Speech generation by statistical methods

Voice conversion consists in building a function that transforms a given voice into another one. MULTISPEECH applies voice conversion techniques to enhance pathological voices that result from vocal folds problems, especially esophageal voice or pathological whispered voice. In addition to the statistical aspects of the voice conversion approaches, signal processing is critical for good quality speech output. As the fundamental frequency is chaotic in the case of esophageal speech, the excitation spectrum must be predicted or corrected.
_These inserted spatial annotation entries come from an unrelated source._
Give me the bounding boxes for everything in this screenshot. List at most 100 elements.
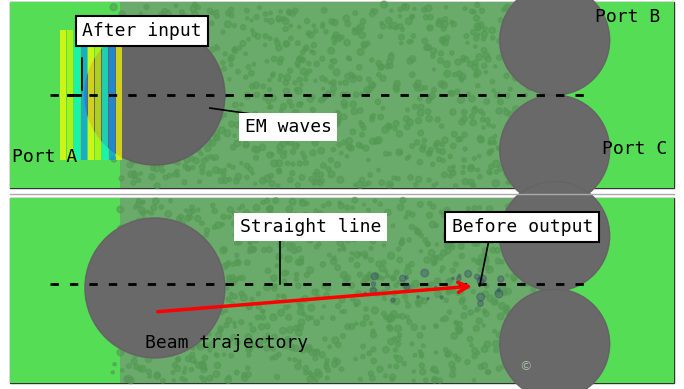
Circle shape	[510, 311, 514, 316]
Circle shape	[297, 56, 304, 62]
Circle shape	[289, 344, 295, 350]
Circle shape	[411, 324, 417, 331]
Circle shape	[421, 298, 427, 304]
Circle shape	[500, 0, 609, 95]
Circle shape	[146, 210, 150, 214]
Circle shape	[352, 29, 358, 35]
Circle shape	[421, 7, 427, 12]
Circle shape	[397, 257, 403, 263]
Circle shape	[202, 288, 209, 295]
Circle shape	[504, 4, 511, 11]
Circle shape	[320, 56, 325, 61]
Circle shape	[302, 119, 305, 123]
Circle shape	[441, 21, 448, 28]
Circle shape	[393, 127, 397, 131]
Circle shape	[166, 89, 169, 93]
Circle shape	[351, 222, 356, 228]
Circle shape	[504, 172, 509, 176]
Circle shape	[269, 131, 276, 138]
Circle shape	[233, 102, 238, 108]
Circle shape	[214, 362, 221, 368]
Circle shape	[469, 96, 475, 102]
Circle shape	[146, 290, 150, 295]
Bar	[540, 2, 674, 188]
Circle shape	[164, 29, 170, 35]
Circle shape	[126, 125, 131, 130]
Circle shape	[233, 321, 236, 324]
Circle shape	[248, 70, 254, 76]
Circle shape	[176, 338, 182, 344]
Circle shape	[336, 303, 341, 308]
Circle shape	[514, 23, 520, 29]
Circle shape	[141, 83, 146, 88]
Circle shape	[118, 74, 125, 80]
Circle shape	[364, 255, 368, 259]
Circle shape	[198, 344, 201, 347]
Circle shape	[440, 149, 445, 154]
Circle shape	[404, 284, 410, 290]
Circle shape	[184, 336, 189, 340]
Circle shape	[196, 324, 200, 329]
Circle shape	[435, 286, 437, 288]
Circle shape	[519, 21, 522, 25]
Circle shape	[341, 114, 347, 120]
Circle shape	[293, 358, 297, 362]
Circle shape	[524, 93, 527, 97]
Circle shape	[472, 107, 477, 113]
Circle shape	[534, 177, 536, 180]
Bar	[74, 30, 80, 160]
Circle shape	[487, 295, 494, 302]
Circle shape	[463, 7, 467, 11]
Circle shape	[164, 10, 171, 17]
Circle shape	[350, 76, 356, 82]
Circle shape	[500, 289, 609, 389]
Circle shape	[517, 368, 523, 374]
Circle shape	[493, 329, 497, 333]
Circle shape	[233, 325, 237, 328]
Circle shape	[353, 11, 358, 15]
Circle shape	[227, 163, 231, 167]
Circle shape	[235, 259, 241, 266]
Circle shape	[312, 24, 315, 28]
Circle shape	[179, 104, 184, 109]
Circle shape	[240, 275, 245, 281]
Circle shape	[530, 102, 536, 109]
Circle shape	[253, 205, 260, 211]
Circle shape	[154, 373, 161, 379]
Circle shape	[123, 322, 128, 327]
Circle shape	[460, 297, 466, 302]
Circle shape	[466, 232, 470, 236]
Circle shape	[221, 214, 226, 219]
Circle shape	[475, 25, 481, 31]
Circle shape	[271, 160, 278, 167]
Circle shape	[126, 254, 133, 260]
Circle shape	[240, 103, 244, 106]
Circle shape	[306, 121, 311, 126]
Circle shape	[328, 81, 332, 84]
Circle shape	[332, 361, 338, 367]
Circle shape	[111, 133, 118, 140]
Circle shape	[198, 180, 202, 184]
Circle shape	[248, 242, 251, 245]
Circle shape	[341, 92, 346, 98]
Circle shape	[205, 287, 212, 294]
Circle shape	[333, 32, 339, 38]
Circle shape	[369, 11, 375, 17]
Circle shape	[227, 215, 231, 219]
Circle shape	[206, 317, 210, 321]
Circle shape	[444, 348, 448, 352]
Circle shape	[299, 304, 304, 309]
Circle shape	[524, 16, 529, 22]
Circle shape	[340, 151, 343, 155]
Circle shape	[243, 142, 249, 148]
Circle shape	[466, 92, 470, 96]
Circle shape	[147, 121, 152, 126]
Circle shape	[369, 229, 374, 234]
Circle shape	[271, 74, 274, 77]
Circle shape	[218, 169, 222, 173]
Circle shape	[502, 32, 506, 36]
Circle shape	[513, 217, 517, 221]
Circle shape	[191, 33, 197, 39]
Circle shape	[367, 77, 371, 81]
Circle shape	[288, 357, 291, 361]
Voice conversion techniques are also of interest for text-to-speech synthesis systems as they aim at making possible the generation of new voice corpora (other kind of voice, or same voice with different kind of emotion). Also, in the context of acoustic feedback in foreign language learning, voice modification approaches will be investigated to modify the learner’s (or teacher’s) voice in order to emphasize the difference between the learner’s acoustic realization and the expected realization.

Over the last few years statistical speech synthesis has emerged as an alternative to corpus-based speech synthesis. The announced advantages of the statistical speech synthesis are the possibility to deal with small amounts of speech resources and the flexibility for adapting models (for new emotions or new speaker), however, the quality is not as good as that of the concatenation-based speech synthesis. MULTISPEECH will focus on an hybrid approach, combining corpus-based synthesis, for its high-quality speech signal output, and HMM-based speech synthesis for its flexibility to drive selection, and the main challenge will be on its application to producing expressive audio-visual speech.